NEW YORK (Reuters Health) - The use of drugs to lower high blood pressure (hypertension) as well as the associated costs are reduced when the prescription of antihypertensive medication is based on self-measurements of blood pressure, rather than office measurements, without loss of control over blood pressure or organ damage, according to findings published in the medical journal Hypertension.

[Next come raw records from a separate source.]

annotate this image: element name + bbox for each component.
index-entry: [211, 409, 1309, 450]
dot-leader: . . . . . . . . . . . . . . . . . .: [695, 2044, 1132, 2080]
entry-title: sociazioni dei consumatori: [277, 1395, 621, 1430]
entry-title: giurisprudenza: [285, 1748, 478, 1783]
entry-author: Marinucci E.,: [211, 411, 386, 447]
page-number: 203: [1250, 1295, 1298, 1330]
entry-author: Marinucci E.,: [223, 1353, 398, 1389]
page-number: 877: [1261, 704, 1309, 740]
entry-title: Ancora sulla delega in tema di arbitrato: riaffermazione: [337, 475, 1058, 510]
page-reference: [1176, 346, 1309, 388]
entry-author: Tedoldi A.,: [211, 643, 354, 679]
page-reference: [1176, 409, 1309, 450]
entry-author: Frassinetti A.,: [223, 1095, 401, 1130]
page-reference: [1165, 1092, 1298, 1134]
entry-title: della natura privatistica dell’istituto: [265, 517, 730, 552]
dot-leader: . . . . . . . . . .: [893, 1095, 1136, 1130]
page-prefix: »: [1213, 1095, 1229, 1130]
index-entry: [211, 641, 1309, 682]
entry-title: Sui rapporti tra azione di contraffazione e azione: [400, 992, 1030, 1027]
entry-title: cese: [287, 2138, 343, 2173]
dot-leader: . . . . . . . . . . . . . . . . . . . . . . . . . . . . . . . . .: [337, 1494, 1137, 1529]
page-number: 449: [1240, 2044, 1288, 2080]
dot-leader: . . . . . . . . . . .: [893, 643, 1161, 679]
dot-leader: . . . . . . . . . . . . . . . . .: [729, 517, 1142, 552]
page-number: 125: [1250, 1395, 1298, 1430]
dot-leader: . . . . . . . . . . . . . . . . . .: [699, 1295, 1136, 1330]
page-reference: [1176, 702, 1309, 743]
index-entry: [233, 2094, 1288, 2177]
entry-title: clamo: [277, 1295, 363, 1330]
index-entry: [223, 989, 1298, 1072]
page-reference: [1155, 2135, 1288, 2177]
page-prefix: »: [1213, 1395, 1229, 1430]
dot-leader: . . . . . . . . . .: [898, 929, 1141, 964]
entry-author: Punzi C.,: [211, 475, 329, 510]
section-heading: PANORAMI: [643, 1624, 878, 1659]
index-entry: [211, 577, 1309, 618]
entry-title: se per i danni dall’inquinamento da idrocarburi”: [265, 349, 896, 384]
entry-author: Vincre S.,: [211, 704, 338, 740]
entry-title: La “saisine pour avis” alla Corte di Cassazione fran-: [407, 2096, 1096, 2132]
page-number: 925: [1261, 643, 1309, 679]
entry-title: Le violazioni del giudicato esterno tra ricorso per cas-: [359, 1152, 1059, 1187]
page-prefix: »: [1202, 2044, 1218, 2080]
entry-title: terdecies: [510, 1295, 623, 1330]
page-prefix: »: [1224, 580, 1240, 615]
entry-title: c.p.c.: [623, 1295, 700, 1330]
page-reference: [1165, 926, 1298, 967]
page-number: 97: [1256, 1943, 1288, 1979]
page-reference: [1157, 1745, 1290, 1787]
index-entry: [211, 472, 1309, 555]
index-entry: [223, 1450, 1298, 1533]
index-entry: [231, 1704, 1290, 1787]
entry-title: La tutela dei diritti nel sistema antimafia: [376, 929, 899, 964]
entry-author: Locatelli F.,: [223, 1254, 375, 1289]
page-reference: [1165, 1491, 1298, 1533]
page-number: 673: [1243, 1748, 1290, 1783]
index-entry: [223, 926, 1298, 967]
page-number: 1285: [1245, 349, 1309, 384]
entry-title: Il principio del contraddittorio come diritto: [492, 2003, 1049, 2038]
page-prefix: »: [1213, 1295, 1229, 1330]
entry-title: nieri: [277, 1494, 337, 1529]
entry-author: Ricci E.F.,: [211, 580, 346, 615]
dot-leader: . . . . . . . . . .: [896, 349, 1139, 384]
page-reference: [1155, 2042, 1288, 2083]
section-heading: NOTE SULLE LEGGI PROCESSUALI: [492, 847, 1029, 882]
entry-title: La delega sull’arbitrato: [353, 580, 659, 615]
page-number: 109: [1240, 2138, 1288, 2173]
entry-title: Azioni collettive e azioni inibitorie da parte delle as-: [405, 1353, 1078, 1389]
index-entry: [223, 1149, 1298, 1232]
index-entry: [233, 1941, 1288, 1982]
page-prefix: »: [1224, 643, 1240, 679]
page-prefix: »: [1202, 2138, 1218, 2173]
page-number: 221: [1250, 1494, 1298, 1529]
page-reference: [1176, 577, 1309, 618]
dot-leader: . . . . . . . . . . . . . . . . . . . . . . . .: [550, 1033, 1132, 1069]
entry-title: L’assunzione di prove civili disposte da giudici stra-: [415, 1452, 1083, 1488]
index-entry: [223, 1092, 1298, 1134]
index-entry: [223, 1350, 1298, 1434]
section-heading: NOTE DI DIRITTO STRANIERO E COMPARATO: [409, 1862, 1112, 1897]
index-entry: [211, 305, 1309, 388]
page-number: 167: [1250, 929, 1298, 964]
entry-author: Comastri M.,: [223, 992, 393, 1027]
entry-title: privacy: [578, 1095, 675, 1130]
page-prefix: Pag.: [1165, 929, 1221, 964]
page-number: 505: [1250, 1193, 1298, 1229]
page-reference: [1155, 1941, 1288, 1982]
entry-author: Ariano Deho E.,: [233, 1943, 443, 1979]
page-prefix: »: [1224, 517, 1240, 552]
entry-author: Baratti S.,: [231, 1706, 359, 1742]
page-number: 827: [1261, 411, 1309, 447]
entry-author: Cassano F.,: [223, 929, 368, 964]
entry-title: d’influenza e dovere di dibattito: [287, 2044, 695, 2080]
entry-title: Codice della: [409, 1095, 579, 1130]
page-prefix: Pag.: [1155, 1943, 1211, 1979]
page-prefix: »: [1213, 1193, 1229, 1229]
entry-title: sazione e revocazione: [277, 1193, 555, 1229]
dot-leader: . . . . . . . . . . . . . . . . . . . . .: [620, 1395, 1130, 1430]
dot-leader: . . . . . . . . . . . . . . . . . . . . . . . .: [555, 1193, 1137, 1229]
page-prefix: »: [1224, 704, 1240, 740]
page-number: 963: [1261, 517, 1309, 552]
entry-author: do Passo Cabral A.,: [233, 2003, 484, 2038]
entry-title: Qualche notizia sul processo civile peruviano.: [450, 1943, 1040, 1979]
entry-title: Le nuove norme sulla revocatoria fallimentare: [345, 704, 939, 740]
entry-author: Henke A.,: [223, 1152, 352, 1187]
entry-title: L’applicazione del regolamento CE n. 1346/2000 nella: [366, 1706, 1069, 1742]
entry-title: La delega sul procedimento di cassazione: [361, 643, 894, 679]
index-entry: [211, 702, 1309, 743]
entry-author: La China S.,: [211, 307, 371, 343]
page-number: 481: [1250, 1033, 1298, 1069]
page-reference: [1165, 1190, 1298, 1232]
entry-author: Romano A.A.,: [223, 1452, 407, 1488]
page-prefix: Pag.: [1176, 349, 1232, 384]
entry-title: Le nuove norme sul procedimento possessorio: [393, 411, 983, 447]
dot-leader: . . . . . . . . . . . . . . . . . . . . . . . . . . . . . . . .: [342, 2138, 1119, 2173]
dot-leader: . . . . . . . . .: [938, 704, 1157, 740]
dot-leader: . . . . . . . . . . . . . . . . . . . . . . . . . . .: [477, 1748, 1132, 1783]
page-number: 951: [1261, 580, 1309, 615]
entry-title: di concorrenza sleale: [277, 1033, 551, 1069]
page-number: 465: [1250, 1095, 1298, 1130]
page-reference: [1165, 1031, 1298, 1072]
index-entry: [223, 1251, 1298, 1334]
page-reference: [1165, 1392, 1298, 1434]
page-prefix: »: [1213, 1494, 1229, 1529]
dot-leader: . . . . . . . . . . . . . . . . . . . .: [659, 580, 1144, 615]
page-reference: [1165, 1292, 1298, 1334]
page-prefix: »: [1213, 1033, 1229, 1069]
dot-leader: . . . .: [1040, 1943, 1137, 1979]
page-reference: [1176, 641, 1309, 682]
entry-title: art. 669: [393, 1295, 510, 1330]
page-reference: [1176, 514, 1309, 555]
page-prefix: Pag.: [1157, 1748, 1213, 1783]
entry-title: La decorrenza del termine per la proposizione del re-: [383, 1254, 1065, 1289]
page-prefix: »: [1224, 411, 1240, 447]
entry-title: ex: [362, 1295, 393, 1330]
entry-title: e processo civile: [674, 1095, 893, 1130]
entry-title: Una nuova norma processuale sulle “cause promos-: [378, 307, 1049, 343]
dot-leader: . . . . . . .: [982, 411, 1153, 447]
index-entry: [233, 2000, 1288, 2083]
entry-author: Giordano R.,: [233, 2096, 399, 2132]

As the treatment guidelines for lowering blood pressure become more "stringent," the use of drugs and their associated costs are noticeably rising, Dr. Willem J. Verberk, of University Hospital Maastricht, the Netherlands, and colleagues point out. "This calls for proper diagnosis and careful selection of patients in whom treatment is really indicated. It is still uncertain whether one can safely base treatment decisions on self-measurement of blood pressure."

To investigate, the researchers randomly assigned 430 hypertensive patients to receive treatment either based on self-measured blood pressure or based on office-measured pressures over the course of one year. Blood pressure was also measured by 24-hour monitoring at the start and end of the trial.

Patients in the self-measured group used significantly less medication than those in the office-measured group. The average treatment costs in the self-measured group were also lower compared with those in the office-measured group, at $3,222 versus $4,420 per 100 patients per month.

No significant differences were observed between the self-measured and the office-measured groups in blood pressure values or changes indicating kidney or heart damage.

The authors note though that the 24-hour ambulatory blood pressure values at the end of the trial were significantly higher in the self-measured group than in the office-measured group.

The overall findings support the use of self-measured blood pressure as an addition to office measurements to improve the control of hypertension and prevent unnecessary drug treatment and associated costs, Verberk and colleagues conclude.

"However, because the ambulatory blood pressure was less well controlled in patients from the self-pressure group than in patients from the office-pressure group, the present study did not provide hard evidence that it is safe to base antihypertensive treatment on self-blood pressure measurement readings," they note.